Request Flow¶
The streaming request path is the most important runtime interaction to keep aligned with the code and the UI trace model.
sequenceDiagram
participant UI as Frontend / ChatContext
participant PX as Dev proxy or Nginx
participant GW as API Gateway
participant RS as RAG Service
participant RET as Retrieval stack
participant DB as PG + Qdrant + Neo4j
UI->>PX: POST /chat/query/stream
PX->>GW: rewrite to /api/v1/query/stream
GW->>GW: auth + rate limit + metrics
GW->>RS: proxy stream with user context
RS->>RET: route, plan, retrieve, enrich
RET->>DB: semantic + lexical + graph support
DB-->>RET: ranked candidates and metadata
RS-->>UI: sources, status, token, timings, metadata events
RS->>DB: persist conversation turn
RS-->>UI: done
Why this matters¶
The frontend trace panel depends on phase-level SSE events.

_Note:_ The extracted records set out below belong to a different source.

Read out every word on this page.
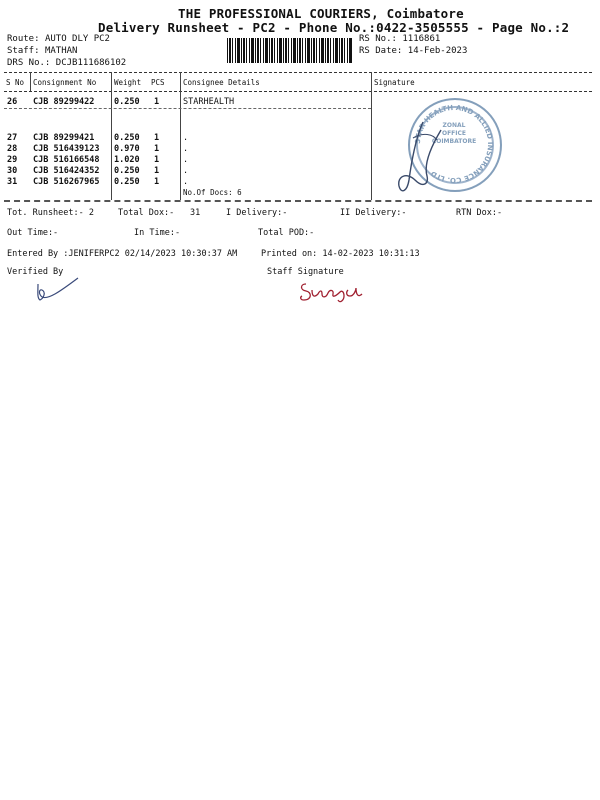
THE PROFESSIONAL COURIERS, Coimbatore
Delivery Runsheet - PC2 - Phone No.:0422-3505555 - Page No.:2
Route: AUTO DLY PC2
Staff: MATHAN
DRS No.: DCJB111686102
RS No.: 1116861
RS Date: 14-Feb-2023
S No Consignment No Weight PCS Consignee Details	Signature
26 CJB 89299422 0.250 1	STARHEALTH
27 CJB 89299421 0.250 1	.
28 CJB 516439123 0.970 1	.
29 CJB 516166548 1.020 1	.
30 CJB 516424352 0.250 1	.
31 CJB 516267965 0.250 1	.
No.Of Docs: 6
STAR HEALTH AND ALLIED INSURANCE CO. LTD
ZONAL OFFICE COIMBATORE
Tot. Runsheet:- 2	Total Dox:- 31	I Delivery:-	II Delivery:-	RTN Dox:-
Out Time:-	In Time:-	Total POD:-
Entered By :JENIFERPC2 02/14/2023 10:30:37 AM	Printed on: 14-02-2023 10:31:13
Verified By	Staff Signature
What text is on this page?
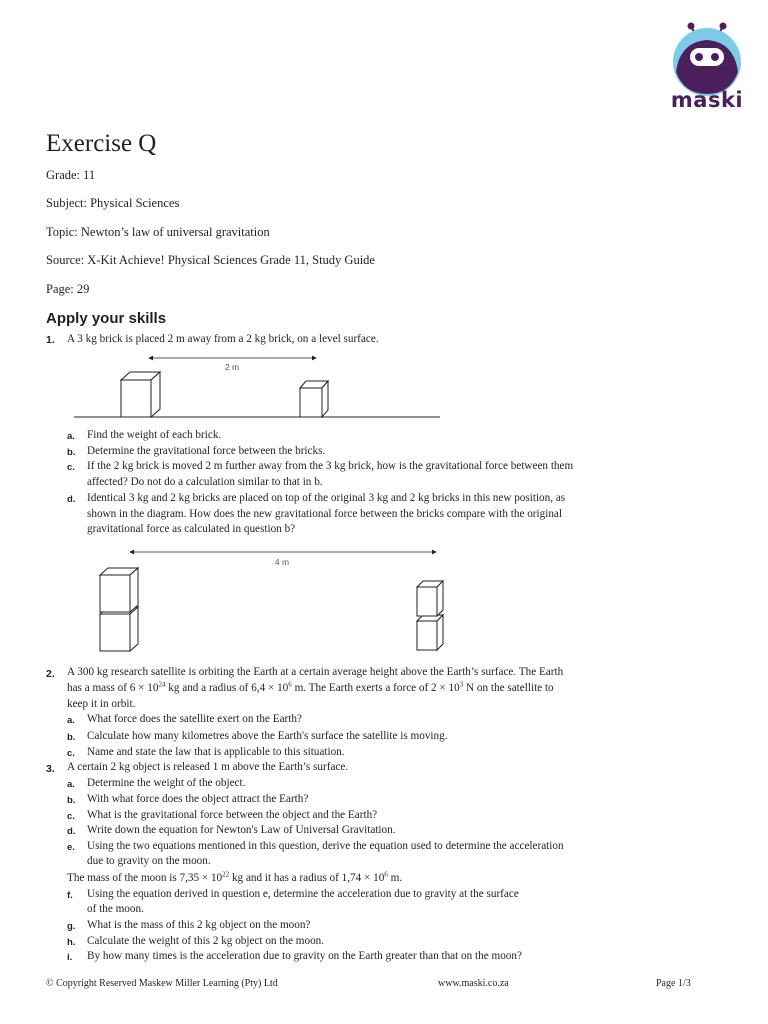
maski
Exercise Q
Grade: 11
Subject: Physical Sciences
Topic: Newton’s law of universal gravitation
Source: X-Kit Achieve! Physical Sciences Grade 11, Study Guide
Page: 29
Apply your skills
1. A 3 kg brick is placed 2 m away from a 2 kg brick, on a level surface.
2 m
a. Find the weight of each brick.
b. Determine the gravitational force between the bricks.
c. If the 2 kg brick is moved 2 m further away from the 3 kg brick, how is the gravitational force between them
affected? Do not do a calculation similar to that in b.
d. Identical 3 kg and 2 kg bricks are placed on top of the original 3 kg and 2 kg bricks in this new position, as
shown in the diagram. How does the new gravitational force between the bricks compare with the original
gravitational force as calculated in question b?
4 m
2. A 300 kg research satellite is orbiting the Earth at a certain average height above the Earth’s surface. The Earth
has a mass of $6 \times 10^{24}$ kg and a radius of $6,4 \times 10^6$ m. The Earth exerts a force of $2 \times 10^3$ N on the satellite to
keep it in orbit.
a. What force does the satellite exert on the Earth?
b. Calculate how many kilometres above the Earth's surface the satellite is moving.
c. Name and state the law that is applicable to this situation.
3. A certain 2 kg object is released 1 m above the Earth’s surface.
a. Determine the weight of the object.
b. With what force does the object attract the Earth?
c. What is the gravitational force between the object and the Earth?
d. Write down the equation for Newton's Law of Universal Gravitation.
e. Using the two equations mentioned in this question, derive the equation used to determine the acceleration
due to gravity on the moon.
The mass of the moon is $7,35 \times 10^{22}$ kg and it has a radius of $1,74 \times 10^6$ m.
f. Using the equation derived in question e, determine the acceleration due to gravity at the surface
of the moon.
g. What is the mass of this 2 kg object on the moon?
h. Calculate the weight of this 2 kg object on the moon.
i. By how many times is the acceleration due to gravity on the Earth greater than that on the moon?
© Copyright Reserved Maskew Miller Learning (Pty) Ltd	www.maski.co.za	Page 1/3
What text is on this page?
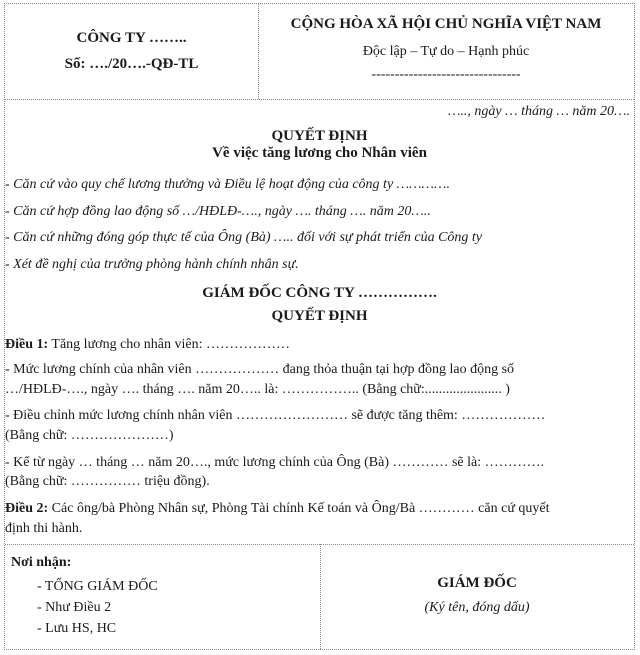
CÔNG TY ……..
Số: …./20….-QĐ-TL
CỘNG HÒA XÃ HỘI CHỦ NGHĨA VIỆT NAM
Độc lập – Tự do – Hạnh phúc
--------------------------------
….., ngày … tháng … năm 20….
QUYẾT ĐỊNH
Về việc tăng lương cho Nhân viên
- Căn cứ vào quy chế lương thưởng và Điều lệ hoạt động của công ty ………….
- Căn cứ hợp đồng lao động số …/HĐLĐ-…., ngày …. tháng …. năm 20…..
- Căn cứ những đóng góp thực tế của Ông (Bà) ….. đối với sự phát triển của Công ty
- Xét đề nghị của trưởng phòng hành chính nhân sự.
GIÁM ĐỐC CÔNG TY …………….
QUYẾT ĐỊNH
Điều 1: Tăng lương cho nhân viên: ………………
- Mức lương chính của nhân viên ……………… đang thỏa thuận tại hợp đồng lao động số
…/HĐLĐ-…., ngày …. tháng …. năm 20….. là: …………….. (Bằng chữ:...................... )
- Điều chỉnh mức lương chính nhân viên …………………… sẽ được tăng thêm: ………………
(Bằng chữ: …………………)
- Kể từ ngày … tháng … năm 20…., mức lương chính của Ông (Bà) ………… sẽ là: ………….
(Bằng chữ: …………… triệu đồng).
Điều 2: Các ông/bà Phòng Nhân sự, Phòng Tài chính Kế toán và Ông/Bà ………… căn cứ quyết
định thi hành.
Nơi nhận:
- TỔNG GIÁM ĐỐC
- Như Điều 2
- Lưu HS, HC
GIÁM ĐỐC
(Ký tên, đóng dấu)
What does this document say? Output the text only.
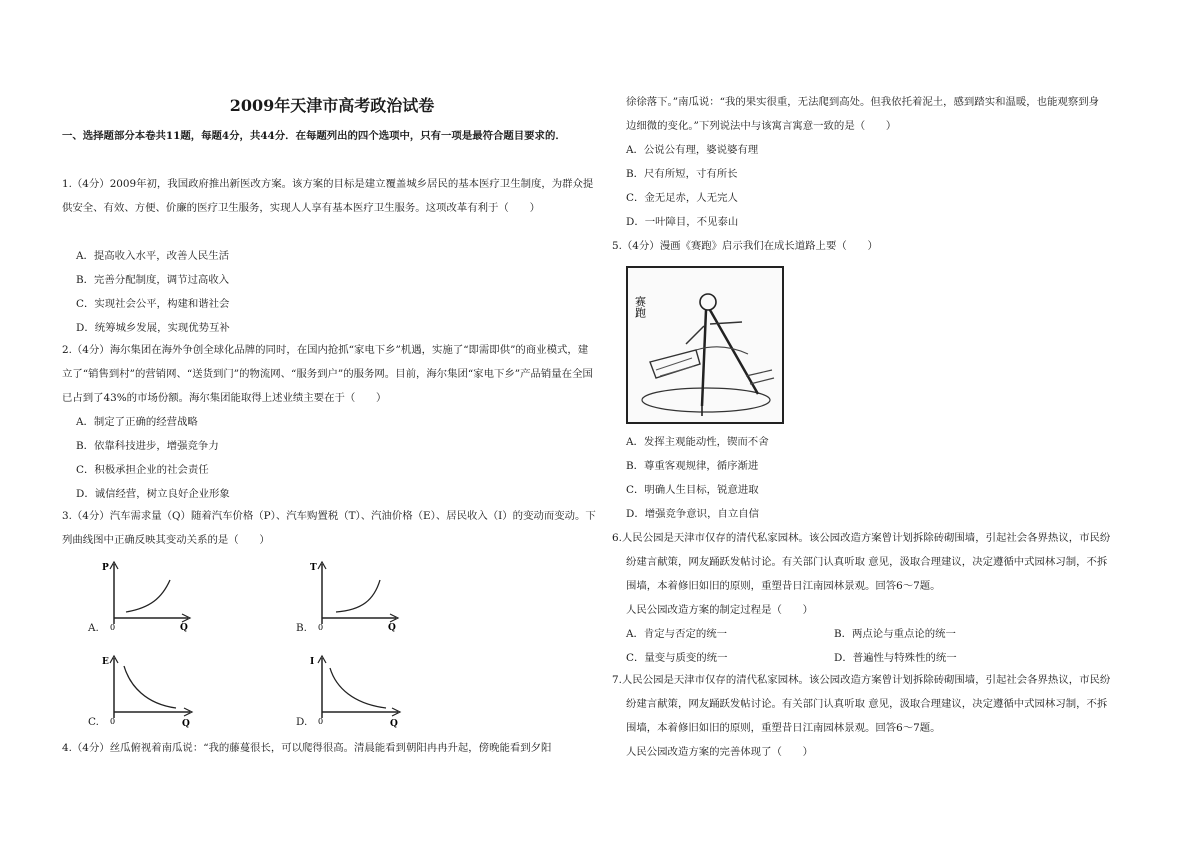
2009年天津市高考政治试卷
一、选择题部分本卷共11题，每题4分，共44分．在每题列出的四个选项中，只有一项是最符合题目要求的．
1.（4分）2009年初，我国政府推出新医改方案。该方案的目标是建立覆盖城乡居民的基本医疗卫生制度，为群众提供安全、有效、方便、价廉的医疗卫生服务，实现人人享有基本医疗卫生服务。这项改革有利于（　　）
A．提高收入水平，改善人民生活
B．完善分配制度，调节过高收入
C．实现社会公平，构建和谐社会
D．统筹城乡发展，实现优势互补
2.（4分）海尔集团在海外争创全球化品牌的同时，在国内抢抓“家电下乡”机遇，实施了“即需即供”的商业模式，建立了“销售到村”的营销网、“送货到门”的物流网、“服务到户”的服务网。目前，海尔集团“家电下乡”产品销量在全国已占到了43%的市场份额。海尔集团能取得上述业绩主要在于（　　）
A．制定了正确的经营战略
B．依靠科技进步，增强竞争力
C．积极承担企业的社会责任
D．诚信经营，树立良好企业形象
3.（4分）汽车需求量（Q）随着汽车价格（P）、汽车购置税（T）、汽油价格（E）、居民收入（I）的变动而变动。下列曲线图中正确反映其变动关系的是（　　）
A.
P
0	Q	B.
T
0	Q
C.
E
0	Q	D.
I
0	Q
4.（4分）丝瓜俯视着南瓜说：“我的藤蔓很长，可以爬得很高。清晨能看到朝阳冉冉升起，傍晚能看到夕阳
徐徐落下。”南瓜说：“我的果实很重，无法爬到高处。但我依托着泥土，感到踏实和温暖，也能观察到身
边细微的变化。”下列说法中与该寓言寓意一致的是（　　）
A．公说公有理，婆说婆有理
B．尺有所短，寸有所长
C．金无足赤，人无完人
D．一叶障目，不见泰山
5.（4分）漫画《赛跑》启示我们在成长道路上要（　　）
赛跑
A．发挥主观能动性，锲而不舍
B．尊重客观规律，循序渐进
C．明确人生目标，锐意进取
D．增强竞争意识，自立自信
6.人民公园是天津市仅存的清代私家园林。该公园改造方案曾计划拆除砖砌围墙，引起社会各界热议，市民纷
纷建言献策，网友踊跃发帖讨论。有关部门认真听取 意见，汲取合理建议，决定遵循中式园林习制，不拆
围墙，本着修旧如旧的原则，重塑昔日江南园林景观。回答6～7题。
人民公园改造方案的制定过程是（　　）
A．肯定与否定的统一	B．两点论与重点论的统一
C．量变与质变的统一	D．普遍性与特殊性的统一
7.人民公园是天津市仅存的清代私家园林。该公园改造方案曾计划拆除砖砌围墙，引起社会各界热议，市民纷
纷建言献策，网友踊跃发帖讨论。有关部门认真听取 意见，汲取合理建议，决定遵循中式园林习制，不拆
围墙，本着修旧如旧的原则，重塑昔日江南园林景观。回答6～7题。
人民公园改造方案的完善体现了（　　）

The gateway and rag-service each emit separate request and latency metrics.
Graph support can augment the answer path without replacing the core retrieval result.
Source of truth¶
Diagram source:
docs/request_flow.pumlCode anchors:
frontend/src/contexts/ChatContext.tsxservices/api-gateway/routers/rag_proxy.pyservices/rag-service/routers/stream.py
Notes¶
Scope checked against current route names and streaming behavior.
SSE phase names are documented in Streaming and Phases.
The PlantUML source should still be regenerated after any major route renaming.